Glazed Gingerbread Cookies
Dough:
- 1 stick plus 2 TBSP butter, softened barely
- 1/2 cup sugar
- 1/2 cup blackstrap molasses
- 1 large egg
- 1 tsp vanilla
- 2 1/2 cups flour
- 1 tsp baking powder
- 1/2 tsp baking soda
- 3/4 tsp salt
- 1 heaping tsp ginger
- 1 scant tsp ground cloves
- 1 1/2 tsp cinnamon
- 3/4 tsp freshly grated nutmeg
In mixing bowl, whip butter and sugar until fluffy. Add egg and molasses and blend well. Slowly add the dry ingredients in batches and blend after each addition until well-incorporated.
Divide dough into two rectangular-ish logs, wrap in plastic wrap or waxed paper, and refrigerate 1-2 hours until well-chilled.
Preheat oven to 325 and unwrap one log of dough. Cut into 10 pieces and lay on Pam-sprayed baking sheet, reshaping pieces as necessary with your fingers to get them back into rectangles.
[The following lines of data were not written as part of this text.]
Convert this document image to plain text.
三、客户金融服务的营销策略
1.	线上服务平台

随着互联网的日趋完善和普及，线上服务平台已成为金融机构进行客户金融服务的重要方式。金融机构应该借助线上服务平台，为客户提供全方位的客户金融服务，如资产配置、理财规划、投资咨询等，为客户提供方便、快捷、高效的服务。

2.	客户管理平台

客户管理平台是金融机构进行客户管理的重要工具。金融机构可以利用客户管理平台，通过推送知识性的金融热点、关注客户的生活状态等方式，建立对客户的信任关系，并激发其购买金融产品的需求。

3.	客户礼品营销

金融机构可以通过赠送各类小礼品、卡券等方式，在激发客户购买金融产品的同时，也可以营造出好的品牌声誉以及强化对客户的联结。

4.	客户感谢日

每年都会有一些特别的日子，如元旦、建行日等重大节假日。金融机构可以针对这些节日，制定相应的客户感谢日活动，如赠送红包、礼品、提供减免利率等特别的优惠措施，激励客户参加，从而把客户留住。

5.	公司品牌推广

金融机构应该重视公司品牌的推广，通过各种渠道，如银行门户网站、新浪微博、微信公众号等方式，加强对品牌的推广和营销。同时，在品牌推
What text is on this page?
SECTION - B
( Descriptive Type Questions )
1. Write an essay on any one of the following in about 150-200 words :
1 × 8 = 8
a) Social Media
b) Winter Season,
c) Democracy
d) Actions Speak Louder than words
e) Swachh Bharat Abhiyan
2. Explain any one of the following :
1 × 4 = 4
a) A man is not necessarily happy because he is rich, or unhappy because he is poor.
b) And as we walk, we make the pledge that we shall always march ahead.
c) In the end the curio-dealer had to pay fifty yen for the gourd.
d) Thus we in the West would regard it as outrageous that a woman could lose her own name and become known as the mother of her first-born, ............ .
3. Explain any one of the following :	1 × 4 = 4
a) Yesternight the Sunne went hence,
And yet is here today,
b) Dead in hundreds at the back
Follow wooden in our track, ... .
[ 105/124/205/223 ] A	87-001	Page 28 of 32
Bake 12-14 minutes or until they puff up and look done. They will be a little springy in the center but will finish cooking as they cool.
Let cookies cool on baking sheet and carefully loosen them with a spatula.
Once they’ve cooled, glaze with the recipe below.
Glaze:
- 2 cups powdered sugar, sifted
- 2 TBSP milk
- 1 tsp lemon juice
- dash salt
- 1 TBSP corn syrup
Mix all ingredients in a sandwich-size zip-lock baggie. To glaze cookies, snip one corner of baggie with scissors (very small) and hold and squeeze as you would with a pastry bag.
*Note: As written, this glaze will be very thin, but it will set up firmly and quickly. It sets up so nicely, in fact, that you can stack them once they’ve hardened. If you want a thicker frosting, reduce the milk to one tablespoon. Water can be substituted for the milk.